Chevrolet Avalanche Oxygen Sensor
Detecting Chevrolet Avalanche Oxygen Sensor Problems
Being rich doesn't always mean good news. In fact, it spells death for your vehicle. An engine that's running rich can cause performance problems, poor fuel economy, and decreased acceleration power. Fortunately, you can always count on your Chevrolet Avalanche oxygen sensor to help save your vehicle from such problems. The O2 sensor monitors and measures the oxygen content in exhaust gases so that your engine will run on optimum and accurate air/fuel mixture. The measurement from the oxygen sensor is then used by the engine's computer to properly adjust the air and fuel mixture in your vehicle. Incorrect adjustment in the mixture often results in poor engine performance and high emissions, so the oxygen sensor must always be in good working condition to ensure precise measurements. Problems with oxygen sensors often crop up after several years of use, but doing some troubleshooting right away can help save the sensor from total failure.
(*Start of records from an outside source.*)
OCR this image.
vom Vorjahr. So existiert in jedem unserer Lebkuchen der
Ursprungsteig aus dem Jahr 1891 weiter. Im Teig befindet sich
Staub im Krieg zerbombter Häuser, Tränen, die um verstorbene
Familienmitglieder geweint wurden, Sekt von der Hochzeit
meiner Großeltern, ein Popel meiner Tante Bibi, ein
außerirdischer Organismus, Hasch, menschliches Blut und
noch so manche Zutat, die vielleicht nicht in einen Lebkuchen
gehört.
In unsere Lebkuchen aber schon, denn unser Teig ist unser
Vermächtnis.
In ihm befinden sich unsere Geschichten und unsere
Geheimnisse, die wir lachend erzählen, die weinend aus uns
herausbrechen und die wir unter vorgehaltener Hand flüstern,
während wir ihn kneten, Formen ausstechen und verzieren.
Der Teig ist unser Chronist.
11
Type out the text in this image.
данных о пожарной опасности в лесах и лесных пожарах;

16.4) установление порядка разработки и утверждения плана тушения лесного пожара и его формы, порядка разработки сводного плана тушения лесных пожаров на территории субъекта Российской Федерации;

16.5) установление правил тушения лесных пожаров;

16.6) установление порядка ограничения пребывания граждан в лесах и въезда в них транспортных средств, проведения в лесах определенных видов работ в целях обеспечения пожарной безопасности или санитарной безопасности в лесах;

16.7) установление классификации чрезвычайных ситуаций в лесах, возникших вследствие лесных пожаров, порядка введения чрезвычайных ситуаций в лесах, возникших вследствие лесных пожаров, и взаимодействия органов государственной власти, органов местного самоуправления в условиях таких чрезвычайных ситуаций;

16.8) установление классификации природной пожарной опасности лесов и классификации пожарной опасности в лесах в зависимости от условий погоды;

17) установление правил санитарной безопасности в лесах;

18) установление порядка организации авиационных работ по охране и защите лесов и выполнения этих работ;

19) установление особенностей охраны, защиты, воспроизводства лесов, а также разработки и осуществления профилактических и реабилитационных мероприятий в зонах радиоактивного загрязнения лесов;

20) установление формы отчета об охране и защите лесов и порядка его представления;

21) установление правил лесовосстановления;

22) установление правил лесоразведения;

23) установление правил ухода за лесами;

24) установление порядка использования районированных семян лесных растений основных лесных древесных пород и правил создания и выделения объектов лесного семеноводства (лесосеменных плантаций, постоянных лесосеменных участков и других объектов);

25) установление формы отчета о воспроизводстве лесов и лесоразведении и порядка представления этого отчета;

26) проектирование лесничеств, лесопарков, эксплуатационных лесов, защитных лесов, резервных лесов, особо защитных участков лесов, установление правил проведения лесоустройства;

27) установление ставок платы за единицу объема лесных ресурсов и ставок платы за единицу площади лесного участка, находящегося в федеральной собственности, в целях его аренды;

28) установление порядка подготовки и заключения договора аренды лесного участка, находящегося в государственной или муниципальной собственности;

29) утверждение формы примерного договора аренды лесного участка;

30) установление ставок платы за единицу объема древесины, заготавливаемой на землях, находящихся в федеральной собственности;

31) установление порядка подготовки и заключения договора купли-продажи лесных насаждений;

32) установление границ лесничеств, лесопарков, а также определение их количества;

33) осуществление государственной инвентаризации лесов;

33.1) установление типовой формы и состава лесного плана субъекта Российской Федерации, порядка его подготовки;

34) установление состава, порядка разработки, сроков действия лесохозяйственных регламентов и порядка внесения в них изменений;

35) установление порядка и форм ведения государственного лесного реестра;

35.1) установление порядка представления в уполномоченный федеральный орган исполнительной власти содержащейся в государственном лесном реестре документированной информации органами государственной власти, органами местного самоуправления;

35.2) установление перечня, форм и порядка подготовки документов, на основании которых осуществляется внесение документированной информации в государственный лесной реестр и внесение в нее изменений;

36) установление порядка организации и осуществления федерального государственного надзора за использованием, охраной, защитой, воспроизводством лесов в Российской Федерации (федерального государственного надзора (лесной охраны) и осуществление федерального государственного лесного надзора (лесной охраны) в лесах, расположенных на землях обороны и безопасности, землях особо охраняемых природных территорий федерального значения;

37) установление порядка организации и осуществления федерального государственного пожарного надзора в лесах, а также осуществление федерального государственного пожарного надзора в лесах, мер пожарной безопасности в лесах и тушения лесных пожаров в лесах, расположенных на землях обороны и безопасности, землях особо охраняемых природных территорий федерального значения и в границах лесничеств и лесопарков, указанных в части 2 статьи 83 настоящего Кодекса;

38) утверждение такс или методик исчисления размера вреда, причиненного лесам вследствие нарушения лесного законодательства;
Here are some tips to help you find the causes behind oxygen sensor problems:
Although there are several other factors that can cause rough idling, one of the parts that you should check first is your oxygen sensor. Often, the engine runs rough due to an oxygen sensor that's malfunctioning and sending inaccurate measurements to the computer. A faulty sensor can disrupt several engine functions, such as ignition timing and combustion intervals, causing your vehicle to stall and eventually run rough. Unfortunately, your engine can easily detect signs of oxygen sensor malfunction, so it will inject more fuel than necessary to counteract the problem. The extra amount of fuel often results in rough idling. To prevent this problem, have a mechanic check your vehicle's oxygen sensor. Better yet, test the sensor yourself with a 10-megaohm digital voltmeter. A voltage reading that takes around four minutes or more to fluctuate is a sign that the sensor needs replacing.
A sudden increase in vehicle emissions
If you're noticing an increase in your vehicle emissions, then your oxygen sensor has most likely gone faulty. If the sensor's malfunctioning, it won't be able to keep the emissions of your vehicle within the required parameters. Also, a bad sensor will have problems adjusting and measuring several engine operations and ratios. Test the sensor for proper operation and have it replaced if necessary to correct the problem.